Low-cost Reconfigurable Computing (FPGA's)
Anonymous Coward writes: "People at the at Chinese University of Hong Kong have developed a reconfigurable computing card which uses the SDRAM memory slot instead of the PCI bus. Measurements in the paper show greatly improved bandwidth and latency - why aren't more people using this idea?"
http://www.starbridgesystems.com/prod-hal1.html
.000000001 seconds.
Build a super computer and run 98SE on it? Imagine a BSOD in less than
Get a free ipod.
The interface is not designed for devices.

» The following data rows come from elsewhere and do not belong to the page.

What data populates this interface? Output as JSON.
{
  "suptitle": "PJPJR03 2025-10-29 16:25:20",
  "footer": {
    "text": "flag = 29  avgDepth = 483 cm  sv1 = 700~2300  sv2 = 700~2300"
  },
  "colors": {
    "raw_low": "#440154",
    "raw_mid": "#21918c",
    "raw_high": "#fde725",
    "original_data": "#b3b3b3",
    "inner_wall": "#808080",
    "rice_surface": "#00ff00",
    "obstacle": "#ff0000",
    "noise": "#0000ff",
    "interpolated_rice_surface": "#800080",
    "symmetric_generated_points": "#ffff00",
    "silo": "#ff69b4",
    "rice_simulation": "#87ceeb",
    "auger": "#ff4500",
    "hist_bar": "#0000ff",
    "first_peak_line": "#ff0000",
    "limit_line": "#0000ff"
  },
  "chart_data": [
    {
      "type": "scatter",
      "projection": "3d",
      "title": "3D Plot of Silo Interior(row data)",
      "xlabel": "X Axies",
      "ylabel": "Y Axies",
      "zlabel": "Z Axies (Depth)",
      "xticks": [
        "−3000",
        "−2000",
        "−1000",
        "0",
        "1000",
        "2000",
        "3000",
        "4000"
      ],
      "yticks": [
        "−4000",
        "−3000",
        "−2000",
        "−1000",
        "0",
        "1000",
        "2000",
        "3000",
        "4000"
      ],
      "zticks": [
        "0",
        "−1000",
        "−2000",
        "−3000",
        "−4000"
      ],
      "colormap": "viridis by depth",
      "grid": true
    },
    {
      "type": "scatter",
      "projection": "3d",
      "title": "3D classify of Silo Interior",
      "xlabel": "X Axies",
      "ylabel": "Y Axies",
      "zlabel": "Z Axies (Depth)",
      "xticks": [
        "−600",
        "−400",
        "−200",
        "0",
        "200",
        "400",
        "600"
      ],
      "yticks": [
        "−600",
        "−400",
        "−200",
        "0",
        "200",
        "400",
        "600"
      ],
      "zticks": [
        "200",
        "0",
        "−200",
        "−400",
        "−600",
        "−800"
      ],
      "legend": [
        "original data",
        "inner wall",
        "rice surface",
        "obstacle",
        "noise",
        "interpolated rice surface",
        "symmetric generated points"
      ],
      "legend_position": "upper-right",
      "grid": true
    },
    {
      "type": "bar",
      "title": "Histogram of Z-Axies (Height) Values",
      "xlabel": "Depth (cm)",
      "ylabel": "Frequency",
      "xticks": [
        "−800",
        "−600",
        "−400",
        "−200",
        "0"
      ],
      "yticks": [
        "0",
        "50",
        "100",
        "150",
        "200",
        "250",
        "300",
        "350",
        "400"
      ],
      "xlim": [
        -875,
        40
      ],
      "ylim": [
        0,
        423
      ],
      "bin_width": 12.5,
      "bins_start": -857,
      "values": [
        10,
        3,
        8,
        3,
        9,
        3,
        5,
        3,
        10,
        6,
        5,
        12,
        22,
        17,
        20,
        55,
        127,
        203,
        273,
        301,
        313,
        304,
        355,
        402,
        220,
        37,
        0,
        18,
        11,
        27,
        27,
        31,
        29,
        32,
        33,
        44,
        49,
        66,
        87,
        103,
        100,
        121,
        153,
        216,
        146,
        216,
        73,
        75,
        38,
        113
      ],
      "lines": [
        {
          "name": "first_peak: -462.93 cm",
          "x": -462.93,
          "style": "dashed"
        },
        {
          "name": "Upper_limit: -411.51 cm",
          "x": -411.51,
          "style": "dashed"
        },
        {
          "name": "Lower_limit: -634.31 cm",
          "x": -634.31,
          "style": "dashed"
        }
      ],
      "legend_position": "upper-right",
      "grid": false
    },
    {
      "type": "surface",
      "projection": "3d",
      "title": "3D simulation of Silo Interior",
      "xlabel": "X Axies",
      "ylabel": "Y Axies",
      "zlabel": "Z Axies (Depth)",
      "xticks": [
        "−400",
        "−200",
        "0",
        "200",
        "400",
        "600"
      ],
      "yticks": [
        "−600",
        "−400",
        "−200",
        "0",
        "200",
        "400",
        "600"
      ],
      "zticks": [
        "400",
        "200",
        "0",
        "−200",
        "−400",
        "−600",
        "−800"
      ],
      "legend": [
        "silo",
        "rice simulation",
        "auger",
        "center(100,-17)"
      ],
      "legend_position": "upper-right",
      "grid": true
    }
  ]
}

Perhaps you didn't read the article so carefully, but they seem to have overcome some of the difficulties, and they also aren't purporting this as a general solution to all computing woes ever. This device is a prototype and it currently is only setup to work on one motherboard type. What this does demonstrate is that for some applications (such as cryptography) this can be useful. The article specifically states that it can be useful for education, research, and a few other very focused tasks.
I can see an application where this is an aspect of the totally secure machine where all RAM is encrypted, and the only place that unencrypted data lies is on the silicon of the processor itself.
They aren't saying that the next sound cards should be made as DIMM socketed FPGAs. FPGAs only have a niche market currently, and almost none of the applications are for the average home user.